Lei stessa aveva giudicato altamente improbabile se non impossibile l’eventualità che Horai esistesse davvero o fosse ciò che si diceva nella sua leggenda e a giudicare da quell’isola invernale che Kidd riteneva tale non aveva avuto poi torto. Malgrado ciò, non era il caso di trascorrere altro tempo rimuginando su quale luogo fantastico avrebbe potuto visitare, Wonky Hole meritava la medesima attenzione a suo giudizio.
Si mordicchiò per un secondo il labbro inferiore, sbirciando Kidd intento nell’osservare il proprio vice al bancone e raccolto il coraggio si azzardò a chiedere nonostante i diverbi avuti qualche giorno addietro.
«Posso andare a dare un’occhiata in città magari, non ho nulla da fare qui.» propose, vedendo i muscoli delle sue spalle tendersi alla richiesta sebbene non si fosse neppure voltato a guardarla.
«Torna alla nave per notte. Abbiamo delle faccende importanti di cui occuparci e non posso mandare Wire a recuperarti.» acconsentì suo malgrado dopo un momento di silenzio e Aya si trattenne dal balzare in piedi pur di non fargli un torto, sapendo quanto gli costasse mollare la presa.
Annuì in silenzio all’ordine finendo l’acqua che era riuscita a farsi servire e solo quando Kidd si fu sollevato, allontanandosi nel mezzo della sala si convinse ad uscire sotto lo sguardo attento di Rosé, ancora immobile con un abbozzo di sorriso cordiale e il suo bastoncino salato intatto in mano.
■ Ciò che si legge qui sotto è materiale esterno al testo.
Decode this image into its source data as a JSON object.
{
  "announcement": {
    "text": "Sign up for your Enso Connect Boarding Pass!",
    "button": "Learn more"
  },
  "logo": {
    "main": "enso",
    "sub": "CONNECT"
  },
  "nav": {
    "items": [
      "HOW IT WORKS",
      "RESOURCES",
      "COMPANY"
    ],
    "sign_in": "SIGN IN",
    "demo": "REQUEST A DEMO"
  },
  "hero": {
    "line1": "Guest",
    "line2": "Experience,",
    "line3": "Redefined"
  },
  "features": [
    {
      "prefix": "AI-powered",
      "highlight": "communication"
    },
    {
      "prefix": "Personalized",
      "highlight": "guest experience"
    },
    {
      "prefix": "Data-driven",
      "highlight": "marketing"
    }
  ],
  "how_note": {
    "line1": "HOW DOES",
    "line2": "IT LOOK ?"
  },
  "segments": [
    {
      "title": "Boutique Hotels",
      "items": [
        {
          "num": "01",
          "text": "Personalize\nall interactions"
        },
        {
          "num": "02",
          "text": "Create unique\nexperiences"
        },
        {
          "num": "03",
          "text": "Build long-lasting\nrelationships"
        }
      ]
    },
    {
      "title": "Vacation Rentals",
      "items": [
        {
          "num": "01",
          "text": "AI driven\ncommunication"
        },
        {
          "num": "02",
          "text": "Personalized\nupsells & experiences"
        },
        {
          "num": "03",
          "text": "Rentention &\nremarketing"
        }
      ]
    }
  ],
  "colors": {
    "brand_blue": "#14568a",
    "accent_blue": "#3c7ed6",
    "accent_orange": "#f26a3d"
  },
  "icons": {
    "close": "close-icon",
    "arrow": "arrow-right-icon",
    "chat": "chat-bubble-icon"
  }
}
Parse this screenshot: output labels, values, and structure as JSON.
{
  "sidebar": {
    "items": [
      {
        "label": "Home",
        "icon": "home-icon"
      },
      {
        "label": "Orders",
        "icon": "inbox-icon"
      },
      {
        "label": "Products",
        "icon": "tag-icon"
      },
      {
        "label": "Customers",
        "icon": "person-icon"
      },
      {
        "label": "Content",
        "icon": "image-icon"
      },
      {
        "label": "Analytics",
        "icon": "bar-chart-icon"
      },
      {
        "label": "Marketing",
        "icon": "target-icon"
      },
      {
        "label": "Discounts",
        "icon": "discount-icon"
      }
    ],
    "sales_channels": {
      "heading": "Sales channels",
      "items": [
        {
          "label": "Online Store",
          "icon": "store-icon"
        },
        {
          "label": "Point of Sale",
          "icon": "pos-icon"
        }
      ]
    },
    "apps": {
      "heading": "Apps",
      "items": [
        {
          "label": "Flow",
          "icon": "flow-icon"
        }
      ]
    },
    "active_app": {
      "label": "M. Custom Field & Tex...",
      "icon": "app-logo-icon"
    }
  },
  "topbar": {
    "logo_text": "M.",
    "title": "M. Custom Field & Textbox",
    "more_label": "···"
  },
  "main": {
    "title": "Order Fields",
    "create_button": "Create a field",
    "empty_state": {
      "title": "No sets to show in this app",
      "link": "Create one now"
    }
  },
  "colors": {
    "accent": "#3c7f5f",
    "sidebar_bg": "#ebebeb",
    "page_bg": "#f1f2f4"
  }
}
Sulla Yukino Route, strada principale di Sanko, la neve continuava a cadere sotto forma dei fiocchi più grandi che Aya avesse mai visto mantenendo intatta la coltre candida che ricopriva ogni cosa e non pareva dar segno di voler cessare in alcun modo. Gli edifici, tutti di un blu quasi abbagliante, si susseguivano l’uno accanto all’altro interrotti nella loro identica colorazione solo da qualche insegna sgargiante o da un paraneve sopra una porta dando l’impressione d’essere stati costruiti in grossi blocchi di ghiaccio. Il mare era impossibile da vedere sebbene la città sorgesse in cima all’isola, eppure si respirava ovunque un profumo di salsedine gelida che pizzicava le guance e arrosava la punta del naso. Immersa in quello che era il suo poco glorioso sogno, curiosò in giro finché il sole non fu così basso da sparire dietro gli edifici, allora sottili nastri di lanterne si accesero timidi sopra le vie e sulle soglie di un paio di locali i proprietari cominciarono a scaldare i braceri per il servizio serale. Proseguendo nella propria passeggiata con le mani ben riparate nelle tasche le parve d’un tratto di riconoscere una delle insegne già superate.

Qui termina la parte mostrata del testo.